After moving to the University of Alberta in 1999 most research has been on mammals and birds in Alberta.

In 2014, he was elected as a fellow of the Royal Society of Canada.

==Select awards and recognition==
- Ian McTaggart Cowan Lifetime Achievement Award, 2025, Canadian Section of The Wildlife Society
- C. Hart Merriam Award, 2017, American Society of Mammalogists
- Miroslaw Romanowski Medal, 2016, Royal Society of Canada
- Fellow of the Royal Society of Canada
- TWS Fellow, The Wildlife Society
- Killam Annual Professorship, 2011–12, University of Alberta
- International Conservationist of the Year, 2007, Safari Club International Foundation
- Phi Kappa Phi, 1998, University of Wisconsin-Stevens Point
- Faculty Scholar Award, 1994, Sigma Xi-University of Wisconsin-Stevens Point Chapter.
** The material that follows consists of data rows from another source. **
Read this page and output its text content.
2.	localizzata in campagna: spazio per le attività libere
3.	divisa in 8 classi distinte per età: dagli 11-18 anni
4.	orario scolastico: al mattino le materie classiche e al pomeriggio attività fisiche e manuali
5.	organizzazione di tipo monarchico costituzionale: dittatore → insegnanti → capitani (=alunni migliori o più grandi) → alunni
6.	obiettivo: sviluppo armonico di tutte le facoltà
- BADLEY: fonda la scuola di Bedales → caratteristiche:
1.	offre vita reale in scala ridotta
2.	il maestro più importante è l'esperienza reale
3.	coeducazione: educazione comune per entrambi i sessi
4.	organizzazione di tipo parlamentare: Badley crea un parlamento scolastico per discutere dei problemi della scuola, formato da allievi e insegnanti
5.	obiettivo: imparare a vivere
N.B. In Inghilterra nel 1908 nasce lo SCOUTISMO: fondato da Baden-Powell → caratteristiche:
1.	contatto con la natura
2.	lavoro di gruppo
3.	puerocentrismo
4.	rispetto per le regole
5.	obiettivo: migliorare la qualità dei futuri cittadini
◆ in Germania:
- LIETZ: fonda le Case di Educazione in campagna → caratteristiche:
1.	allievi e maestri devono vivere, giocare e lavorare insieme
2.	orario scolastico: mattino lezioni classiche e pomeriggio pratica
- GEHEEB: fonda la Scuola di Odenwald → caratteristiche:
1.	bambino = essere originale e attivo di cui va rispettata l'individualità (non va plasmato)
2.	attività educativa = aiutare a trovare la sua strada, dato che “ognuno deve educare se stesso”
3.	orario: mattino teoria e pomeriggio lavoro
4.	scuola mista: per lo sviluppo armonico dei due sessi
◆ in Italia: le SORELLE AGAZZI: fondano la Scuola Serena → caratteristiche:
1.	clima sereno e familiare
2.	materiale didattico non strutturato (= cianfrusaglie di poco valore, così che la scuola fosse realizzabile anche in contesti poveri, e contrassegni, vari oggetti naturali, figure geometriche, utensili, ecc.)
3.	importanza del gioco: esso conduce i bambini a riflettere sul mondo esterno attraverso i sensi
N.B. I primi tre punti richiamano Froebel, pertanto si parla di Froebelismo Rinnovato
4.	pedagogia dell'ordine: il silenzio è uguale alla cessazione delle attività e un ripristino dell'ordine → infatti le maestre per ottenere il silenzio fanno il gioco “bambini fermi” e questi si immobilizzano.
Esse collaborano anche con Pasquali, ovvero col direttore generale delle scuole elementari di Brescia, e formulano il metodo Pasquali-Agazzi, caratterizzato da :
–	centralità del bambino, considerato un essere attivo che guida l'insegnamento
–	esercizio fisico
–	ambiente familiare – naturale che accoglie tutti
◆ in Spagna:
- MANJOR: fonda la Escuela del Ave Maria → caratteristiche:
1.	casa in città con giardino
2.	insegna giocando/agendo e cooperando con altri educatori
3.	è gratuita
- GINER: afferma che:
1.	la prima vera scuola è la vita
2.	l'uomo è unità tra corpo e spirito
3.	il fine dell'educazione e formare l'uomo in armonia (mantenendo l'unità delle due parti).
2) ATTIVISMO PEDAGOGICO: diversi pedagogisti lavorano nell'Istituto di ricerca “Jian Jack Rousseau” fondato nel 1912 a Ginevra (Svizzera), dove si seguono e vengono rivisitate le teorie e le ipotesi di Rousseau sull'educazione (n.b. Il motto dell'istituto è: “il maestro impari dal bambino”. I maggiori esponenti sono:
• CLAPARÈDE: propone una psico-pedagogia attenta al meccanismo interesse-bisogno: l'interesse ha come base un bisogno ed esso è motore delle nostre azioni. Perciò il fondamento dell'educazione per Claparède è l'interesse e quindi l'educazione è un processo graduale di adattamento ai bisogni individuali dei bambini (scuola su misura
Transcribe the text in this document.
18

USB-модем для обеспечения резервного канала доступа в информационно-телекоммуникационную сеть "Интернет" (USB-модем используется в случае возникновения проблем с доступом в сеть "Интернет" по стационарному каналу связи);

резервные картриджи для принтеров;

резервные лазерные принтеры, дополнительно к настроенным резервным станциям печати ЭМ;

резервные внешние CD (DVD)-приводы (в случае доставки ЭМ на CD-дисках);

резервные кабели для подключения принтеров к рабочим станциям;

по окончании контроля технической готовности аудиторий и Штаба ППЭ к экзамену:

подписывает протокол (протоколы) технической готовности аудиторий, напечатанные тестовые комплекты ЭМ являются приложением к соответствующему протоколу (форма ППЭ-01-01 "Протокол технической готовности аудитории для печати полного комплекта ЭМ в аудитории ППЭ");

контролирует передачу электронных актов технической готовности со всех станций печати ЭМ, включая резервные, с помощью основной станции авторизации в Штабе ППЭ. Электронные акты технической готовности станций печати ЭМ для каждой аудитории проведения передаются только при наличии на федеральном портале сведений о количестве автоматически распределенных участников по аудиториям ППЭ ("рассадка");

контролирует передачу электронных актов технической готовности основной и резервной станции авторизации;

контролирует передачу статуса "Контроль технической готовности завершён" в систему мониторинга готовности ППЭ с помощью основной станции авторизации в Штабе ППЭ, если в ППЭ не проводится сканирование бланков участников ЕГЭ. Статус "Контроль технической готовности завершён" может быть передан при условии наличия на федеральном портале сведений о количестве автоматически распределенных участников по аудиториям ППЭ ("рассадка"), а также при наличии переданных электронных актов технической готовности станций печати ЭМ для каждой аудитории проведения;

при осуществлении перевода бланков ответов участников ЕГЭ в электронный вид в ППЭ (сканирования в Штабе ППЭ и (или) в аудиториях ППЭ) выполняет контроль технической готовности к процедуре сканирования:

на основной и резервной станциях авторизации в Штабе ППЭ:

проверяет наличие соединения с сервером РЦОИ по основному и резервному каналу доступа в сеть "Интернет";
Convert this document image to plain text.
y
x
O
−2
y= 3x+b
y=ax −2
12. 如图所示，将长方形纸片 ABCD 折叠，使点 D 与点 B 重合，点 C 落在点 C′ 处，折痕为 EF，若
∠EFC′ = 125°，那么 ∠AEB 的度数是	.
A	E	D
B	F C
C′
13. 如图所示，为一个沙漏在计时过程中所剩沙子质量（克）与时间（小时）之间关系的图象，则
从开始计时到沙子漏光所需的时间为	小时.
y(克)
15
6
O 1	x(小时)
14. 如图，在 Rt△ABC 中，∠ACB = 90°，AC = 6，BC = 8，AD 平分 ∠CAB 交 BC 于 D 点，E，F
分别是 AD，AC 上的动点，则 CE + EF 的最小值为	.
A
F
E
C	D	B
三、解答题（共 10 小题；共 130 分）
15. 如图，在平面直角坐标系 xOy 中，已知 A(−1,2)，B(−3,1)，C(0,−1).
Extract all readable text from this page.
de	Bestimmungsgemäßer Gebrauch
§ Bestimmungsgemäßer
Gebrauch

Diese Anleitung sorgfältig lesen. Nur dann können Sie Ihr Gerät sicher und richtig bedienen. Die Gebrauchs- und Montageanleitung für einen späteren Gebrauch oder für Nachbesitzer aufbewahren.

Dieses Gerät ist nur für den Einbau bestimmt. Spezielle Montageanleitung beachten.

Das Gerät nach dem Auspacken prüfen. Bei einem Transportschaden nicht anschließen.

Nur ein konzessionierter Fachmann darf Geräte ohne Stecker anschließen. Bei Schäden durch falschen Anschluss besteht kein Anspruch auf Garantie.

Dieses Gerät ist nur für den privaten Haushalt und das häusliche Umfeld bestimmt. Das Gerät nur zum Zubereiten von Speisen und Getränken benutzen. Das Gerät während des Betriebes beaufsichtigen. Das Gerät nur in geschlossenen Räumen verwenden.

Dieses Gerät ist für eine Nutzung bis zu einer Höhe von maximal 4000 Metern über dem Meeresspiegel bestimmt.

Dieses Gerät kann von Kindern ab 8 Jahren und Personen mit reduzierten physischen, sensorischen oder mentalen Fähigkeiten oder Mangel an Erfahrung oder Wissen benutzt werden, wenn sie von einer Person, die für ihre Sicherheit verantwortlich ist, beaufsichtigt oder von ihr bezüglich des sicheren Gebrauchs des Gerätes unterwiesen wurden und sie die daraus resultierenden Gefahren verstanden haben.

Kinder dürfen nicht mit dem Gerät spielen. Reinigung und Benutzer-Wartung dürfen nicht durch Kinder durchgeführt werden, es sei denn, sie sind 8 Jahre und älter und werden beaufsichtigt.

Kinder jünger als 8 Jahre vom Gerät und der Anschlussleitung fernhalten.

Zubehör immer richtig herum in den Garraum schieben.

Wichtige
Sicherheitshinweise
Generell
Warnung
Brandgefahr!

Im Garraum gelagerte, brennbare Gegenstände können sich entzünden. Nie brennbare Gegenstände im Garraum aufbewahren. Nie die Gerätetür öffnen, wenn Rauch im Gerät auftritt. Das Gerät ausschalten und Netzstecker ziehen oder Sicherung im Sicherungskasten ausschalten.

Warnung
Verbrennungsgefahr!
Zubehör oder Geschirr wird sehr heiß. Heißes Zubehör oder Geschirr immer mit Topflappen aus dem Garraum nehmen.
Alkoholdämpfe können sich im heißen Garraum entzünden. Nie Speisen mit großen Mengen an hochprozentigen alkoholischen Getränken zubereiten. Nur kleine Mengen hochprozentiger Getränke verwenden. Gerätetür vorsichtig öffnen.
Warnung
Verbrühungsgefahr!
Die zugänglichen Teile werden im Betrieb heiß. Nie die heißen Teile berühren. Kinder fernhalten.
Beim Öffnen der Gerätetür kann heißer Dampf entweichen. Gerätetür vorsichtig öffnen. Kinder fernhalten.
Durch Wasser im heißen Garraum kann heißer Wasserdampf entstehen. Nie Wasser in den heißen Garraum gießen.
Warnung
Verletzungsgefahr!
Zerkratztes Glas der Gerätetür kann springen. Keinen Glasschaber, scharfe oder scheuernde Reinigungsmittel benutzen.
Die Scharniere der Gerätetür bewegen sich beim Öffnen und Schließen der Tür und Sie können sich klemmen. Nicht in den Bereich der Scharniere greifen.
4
- Distinguished Professorship, 1993, 1999 University of Wisconsin System, Madison.
- Vallier Chair of Ecology, 1993, University of Wisconsin-Stevens Point.
- Fulbright Scholar to India, 1992, U.S. Educational Foundation in India, Bangalore.
- N.A.T.O. Postdoctoral Fellowship, 1982–83, National Science Foundation, Univ. Oxford, UK.